Optimus looks from him to the no-longer squalling nymph in his hands. Finally, with a resigned vent, he lowers the nymph into the pool again. The screeches begin again, but quickly die down into soft, continuous warbling. The nymph splashes experimentally. The pool is only half-full; it can stand on the bottom and have its head and shoulders above the surface.
Before long, it makes a long, rolling cheep. The waiting nymphs reply with sharp staccato chatter, and mass forward, each pushing to get in before their siblings.
Cade laughs softly as Optimus and Drift ferry the rest in one by one.
The water in the pool is mud-coloured by the time all nineteen have been scrubbed and rinsed. Cade is soaked to the skin, and has never more envied the Autobots their quick-drying metal natures.

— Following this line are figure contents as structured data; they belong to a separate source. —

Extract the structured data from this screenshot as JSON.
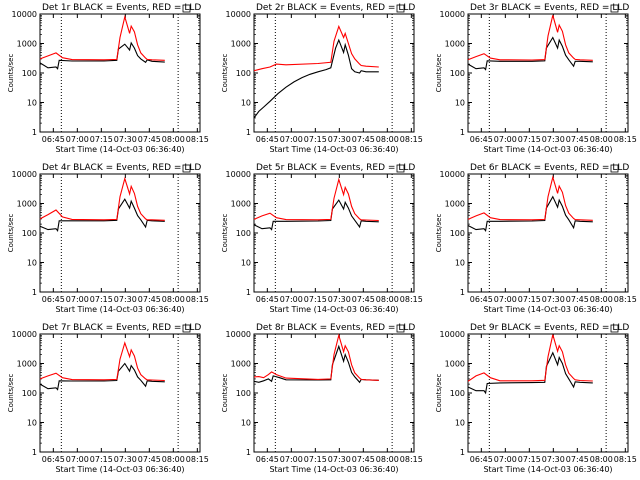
{
  "chart_data": [
    {
      "type": "line",
      "title": "Det 1r BLACK = Events, RED = LLD",
      "ylabel": "Counts/sec",
      "xlabel": "Start Time (14-Oct-03 06:36:40)",
      "x_ticks": [
        "06:45",
        "07:00",
        "07:15",
        "07:30",
        "07:45",
        "08:00",
        "08:15"
      ],
      "y_ticks": [
        "1",
        "10",
        "100",
        "1000",
        "10000"
      ],
      "ylim": [
        1,
        10000
      ],
      "yscale": "log",
      "dotted_lines_x": [
        "06:50",
        "08:03"
      ],
      "series": [
        {
          "name": "Events",
          "color": "#000000",
          "x": [
            0,
            5,
            10,
            11,
            12,
            20,
            40,
            48,
            49,
            53,
            56,
            57,
            59,
            61,
            63,
            66,
            67,
            70,
            78
          ],
          "y": [
            220,
            150,
            160,
            140,
            270,
            255,
            255,
            270,
            650,
            950,
            600,
            1050,
            700,
            390,
            300,
            230,
            280,
            250,
            235
          ]
        },
        {
          "name": "LLD",
          "color": "#ff0000",
          "x": [
            0,
            5,
            10,
            14,
            20,
            40,
            48,
            50,
            53,
            56,
            57,
            59,
            61,
            63,
            66,
            67,
            70,
            78
          ],
          "y": [
            300,
            380,
            480,
            330,
            285,
            280,
            290,
            1600,
            8000,
            2200,
            3900,
            2500,
            900,
            480,
            320,
            290,
            280,
            270
          ]
        }
      ]
    },
    {
      "type": "line",
      "title": "Det 2r BLACK = Events, RED = LLD",
      "ylabel": "Counts/sec",
      "xlabel": "Start Time (14-Oct-03 06:36:40)",
      "x_ticks": [
        "06:45",
        "07:00",
        "07:15",
        "07:30",
        "07:45",
        "08:00",
        "08:15"
      ],
      "y_ticks": [
        "1",
        "10",
        "100",
        "1000",
        "10000"
      ],
      "ylim": [
        1,
        10000
      ],
      "yscale": "log",
      "dotted_lines_x": [
        "06:50",
        "08:03"
      ],
      "series": [
        {
          "name": "Events",
          "color": "#000000",
          "x": [
            0,
            3,
            6,
            10,
            15,
            20,
            25,
            30,
            35,
            40,
            45,
            48,
            49,
            51,
            53,
            56,
            57,
            59,
            61,
            63,
            66,
            67,
            70,
            78
          ],
          "y": [
            3,
            5,
            7,
            11,
            20,
            33,
            50,
            70,
            90,
            110,
            130,
            150,
            250,
            700,
            1300,
            500,
            900,
            400,
            140,
            110,
            100,
            120,
            110,
            110
          ]
        },
        {
          "name": "LLD",
          "color": "#ff0000",
          "x": [
            0,
            5,
            10,
            14,
            20,
            40,
            48,
            50,
            53,
            56,
            57,
            59,
            61,
            63,
            66,
            67,
            70,
            78
          ],
          "y": [
            120,
            140,
            160,
            200,
            190,
            210,
            230,
            1200,
            3800,
            1600,
            2200,
            1000,
            450,
            300,
            200,
            180,
            170,
            160
          ]
        }
      ]
    },
    {
      "type": "line",
      "title": "Det 3r BLACK = Events, RED = LLD",
      "ylabel": "Counts/sec",
      "xlabel": "Start Time (14-Oct-03 06:36:40)",
      "x_ticks": [
        "06:45",
        "07:00",
        "07:15",
        "07:30",
        "07:45",
        "08:00",
        "08:15"
      ],
      "y_ticks": [
        "1",
        "10",
        "100",
        "1000",
        "10000"
      ],
      "ylim": [
        1,
        10000
      ],
      "yscale": "log",
      "dotted_lines_x": [
        "06:50",
        "08:03"
      ],
      "series": [
        {
          "name": "Events",
          "color": "#000000",
          "x": [
            0,
            5,
            10,
            11,
            12,
            20,
            40,
            48,
            49,
            53,
            56,
            57,
            59,
            61,
            63,
            66,
            67,
            70,
            78
          ],
          "y": [
            200,
            140,
            150,
            130,
            260,
            250,
            250,
            260,
            700,
            1600,
            700,
            1300,
            800,
            400,
            280,
            170,
            250,
            250,
            240
          ]
        },
        {
          "name": "LLD",
          "color": "#ff0000",
          "x": [
            0,
            5,
            10,
            14,
            20,
            40,
            48,
            50,
            53,
            56,
            57,
            59,
            61,
            63,
            66,
            67,
            70,
            78
          ],
          "y": [
            280,
            360,
            450,
            320,
            280,
            275,
            285,
            1800,
            9000,
            2400,
            4200,
            2600,
            900,
            480,
            320,
            290,
            280,
            270
          ]
        }
      ]
    },
    {
      "type": "line",
      "title": "Det 4r BLACK = Events, RED = LLD",
      "ylabel": "Counts/sec",
      "xlabel": "Start Time (14-Oct-03 06:36:40)",
      "x_ticks": [
        "06:45",
        "07:00",
        "07:15",
        "07:30",
        "07:45",
        "08:00",
        "08:15"
      ],
      "y_ticks": [
        "1",
        "10",
        "100",
        "1000",
        "10000"
      ],
      "ylim": [
        1,
        10000
      ],
      "yscale": "log",
      "dotted_lines_x": [
        "06:50",
        "08:03"
      ],
      "series": [
        {
          "name": "Events",
          "color": "#000000",
          "x": [
            0,
            5,
            10,
            11,
            12,
            20,
            40,
            48,
            49,
            53,
            56,
            57,
            59,
            61,
            63,
            66,
            67,
            70,
            78
          ],
          "y": [
            170,
            130,
            140,
            120,
            260,
            260,
            260,
            270,
            650,
            1400,
            700,
            1200,
            700,
            390,
            280,
            160,
            270,
            260,
            250
          ]
        },
        {
          "name": "LLD",
          "color": "#ff0000",
          "x": [
            0,
            5,
            10,
            14,
            20,
            40,
            48,
            50,
            53,
            56,
            57,
            59,
            61,
            63,
            66,
            67,
            70,
            78
          ],
          "y": [
            300,
            420,
            600,
            350,
            290,
            280,
            290,
            1700,
            7000,
            2100,
            3800,
            2200,
            800,
            450,
            300,
            280,
            280,
            270
          ]
        }
      ]
    },
    {
      "type": "line",
      "title": "Det 5r BLACK = Events, RED = LLD",
      "ylabel": "Counts/sec",
      "xlabel": "Start Time (14-Oct-03 06:36:40)",
      "x_ticks": [
        "06:45",
        "07:00",
        "07:15",
        "07:30",
        "07:45",
        "08:00",
        "08:15"
      ],
      "y_ticks": [
        "1",
        "10",
        "100",
        "1000",
        "10000"
      ],
      "ylim": [
        1,
        10000
      ],
      "yscale": "log",
      "dotted_lines_x": [
        "06:50",
        "08:03"
      ],
      "series": [
        {
          "name": "Events",
          "color": "#000000",
          "x": [
            0,
            5,
            10,
            11,
            12,
            20,
            40,
            48,
            49,
            53,
            56,
            57,
            59,
            61,
            63,
            66,
            67,
            70,
            78
          ],
          "y": [
            190,
            140,
            150,
            130,
            250,
            250,
            255,
            265,
            650,
            1300,
            650,
            1100,
            700,
            380,
            270,
            160,
            260,
            250,
            240
          ]
        },
        {
          "name": "LLD",
          "color": "#ff0000",
          "x": [
            0,
            5,
            10,
            14,
            20,
            40,
            48,
            50,
            53,
            56,
            57,
            59,
            61,
            63,
            66,
            67,
            70,
            78
          ],
          "y": [
            290,
            380,
            470,
            330,
            285,
            280,
            290,
            1500,
            6500,
            2000,
            3500,
            2100,
            800,
            450,
            300,
            280,
            275,
            265
          ]
        }
      ]
    },
    {
      "type": "line",
      "title": "Det 6r BLACK = Events, RED = LLD",
      "ylabel": "Counts/sec",
      "xlabel": "Start Time (14-Oct-03 06:36:40)",
      "x_ticks": [
        "06:45",
        "07:00",
        "07:15",
        "07:30",
        "07:45",
        "08:00",
        "08:15"
      ],
      "y_ticks": [
        "1",
        "10",
        "100",
        "1000",
        "10000"
      ],
      "ylim": [
        1,
        10000
      ],
      "yscale": "log",
      "dotted_lines_x": [
        "06:50",
        "08:03"
      ],
      "series": [
        {
          "name": "Events",
          "color": "#000000",
          "x": [
            0,
            5,
            10,
            11,
            12,
            20,
            40,
            48,
            49,
            53,
            56,
            57,
            59,
            61,
            63,
            66,
            67,
            70,
            78
          ],
          "y": [
            180,
            130,
            140,
            120,
            250,
            250,
            255,
            265,
            700,
            1700,
            750,
            1300,
            800,
            400,
            280,
            150,
            260,
            250,
            240
          ]
        },
        {
          "name": "LLD",
          "color": "#ff0000",
          "x": [
            0,
            5,
            10,
            14,
            20,
            40,
            48,
            50,
            53,
            56,
            57,
            59,
            61,
            63,
            66,
            67,
            70,
            78
          ],
          "y": [
            290,
            380,
            480,
            330,
            285,
            280,
            290,
            1700,
            7800,
            2200,
            3900,
            2400,
            850,
            470,
            310,
            285,
            280,
            270
          ]
        }
      ]
    },
    {
      "type": "line",
      "title": "Det 7r BLACK = Events, RED = LLD",
      "ylabel": "Counts/sec",
      "xlabel": "Start Time (14-Oct-03 06:36:40)",
      "x_ticks": [
        "06:45",
        "07:00",
        "07:15",
        "07:30",
        "07:45",
        "08:00",
        "08:15"
      ],
      "y_ticks": [
        "1",
        "10",
        "100",
        "1000",
        "10000"
      ],
      "ylim": [
        1,
        10000
      ],
      "yscale": "log",
      "dotted_lines_x": [
        "06:50",
        "08:03"
      ],
      "series": [
        {
          "name": "Events",
          "color": "#000000",
          "x": [
            0,
            5,
            10,
            11,
            12,
            20,
            40,
            48,
            49,
            53,
            56,
            57,
            59,
            61,
            63,
            66,
            67,
            70,
            78
          ],
          "y": [
            200,
            140,
            150,
            130,
            260,
            255,
            255,
            265,
            550,
            1000,
            550,
            850,
            600,
            350,
            270,
            170,
            260,
            250,
            240
          ]
        },
        {
          "name": "LLD",
          "color": "#ff0000",
          "x": [
            0,
            5,
            10,
            14,
            20,
            40,
            48,
            50,
            53,
            56,
            57,
            59,
            61,
            63,
            66,
            67,
            70,
            78
          ],
          "y": [
            300,
            380,
            470,
            330,
            285,
            280,
            290,
            1400,
            5000,
            1700,
            2900,
            1800,
            700,
            420,
            300,
            280,
            275,
            265
          ]
        }
      ]
    },
    {
      "type": "line",
      "title": "Det 8r BLACK = Events, RED = LLD",
      "ylabel": "Counts/sec",
      "xlabel": "Start Time (14-Oct-03 06:36:40)",
      "x_ticks": [
        "06:45",
        "07:00",
        "07:15",
        "07:30",
        "07:45",
        "08:00",
        "08:15"
      ],
      "y_ticks": [
        "1",
        "10",
        "100",
        "1000",
        "10000"
      ],
      "ylim": [
        1,
        10000
      ],
      "yscale": "log",
      "dotted_lines_x": [
        "06:50",
        "08:03"
      ],
      "series": [
        {
          "name": "Events",
          "color": "#000000",
          "x": [
            0,
            3,
            6,
            9,
            11,
            12,
            16,
            20,
            40,
            48,
            49,
            53,
            56,
            57,
            59,
            61,
            63,
            66,
            67,
            70,
            78
          ],
          "y": [
            250,
            230,
            260,
            300,
            250,
            380,
            330,
            280,
            275,
            280,
            900,
            3800,
            1200,
            2000,
            1100,
            500,
            350,
            230,
            290,
            280,
            270
          ]
        },
        {
          "name": "LLD",
          "color": "#ff0000",
          "x": [
            0,
            3,
            6,
            9,
            11,
            14,
            20,
            40,
            48,
            50,
            53,
            56,
            57,
            59,
            61,
            63,
            66,
            67,
            70,
            78
          ],
          "y": [
            350,
            360,
            330,
            420,
            520,
            420,
            320,
            290,
            300,
            2000,
            9000,
            2500,
            4000,
            2500,
            900,
            480,
            320,
            290,
            280,
            270
          ]
        }
      ]
    },
    {
      "type": "line",
      "title": "Det 9r BLACK = Events, RED = LLD",
      "ylabel": "Counts/sec",
      "xlabel": "Start Time (14-Oct-03 06:36:40)",
      "x_ticks": [
        "06:45",
        "07:00",
        "07:15",
        "07:30",
        "07:45",
        "08:00",
        "08:15"
      ],
      "y_ticks": [
        "1",
        "10",
        "100",
        "1000",
        "10000"
      ],
      "ylim": [
        1,
        10000
      ],
      "yscale": "log",
      "dotted_lines_x": [
        "06:50",
        "08:03"
      ],
      "series": [
        {
          "name": "Events",
          "color": "#000000",
          "x": [
            0,
            5,
            10,
            11,
            12,
            20,
            40,
            48,
            49,
            53,
            56,
            57,
            59,
            61,
            63,
            66,
            67,
            70,
            78
          ],
          "y": [
            160,
            120,
            120,
            100,
            210,
            220,
            225,
            230,
            800,
            2300,
            900,
            1600,
            1000,
            450,
            300,
            160,
            240,
            230,
            220
          ]
        },
        {
          "name": "LLD",
          "color": "#ff0000",
          "x": [
            0,
            5,
            10,
            14,
            20,
            40,
            48,
            50,
            53,
            56,
            57,
            59,
            61,
            63,
            66,
            67,
            70,
            78
          ],
          "y": [
            250,
            380,
            480,
            330,
            260,
            260,
            270,
            1700,
            9500,
            2600,
            4000,
            2500,
            900,
            470,
            310,
            280,
            265,
            255
          ]
        }
      ]
    }
  ]
}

He wraps the last of the cheap store-bought towels around the shoulders of the last nymph out of the pool. Batman stares sternly out at the world as it runs off, joining the flotilla of its Disney Princess- and assorted superhero-clad siblings in the front yard.
There's a fight breaking out; apparently the Dr. Jumba Jookiba towel given to the first cleaned nymph has become a status symbol.
Cade shakes his head and looks at Optimus. “You might have gotten yourself into some trouble.”
There's a significant pause before Optimus answers. “I find myself much impressed that you have managed to raise your own offspring to adulthood, if Tessa was anything like these as a child.”
Cade laughs outright at that. “That's why we humans don't have twenty at a time.”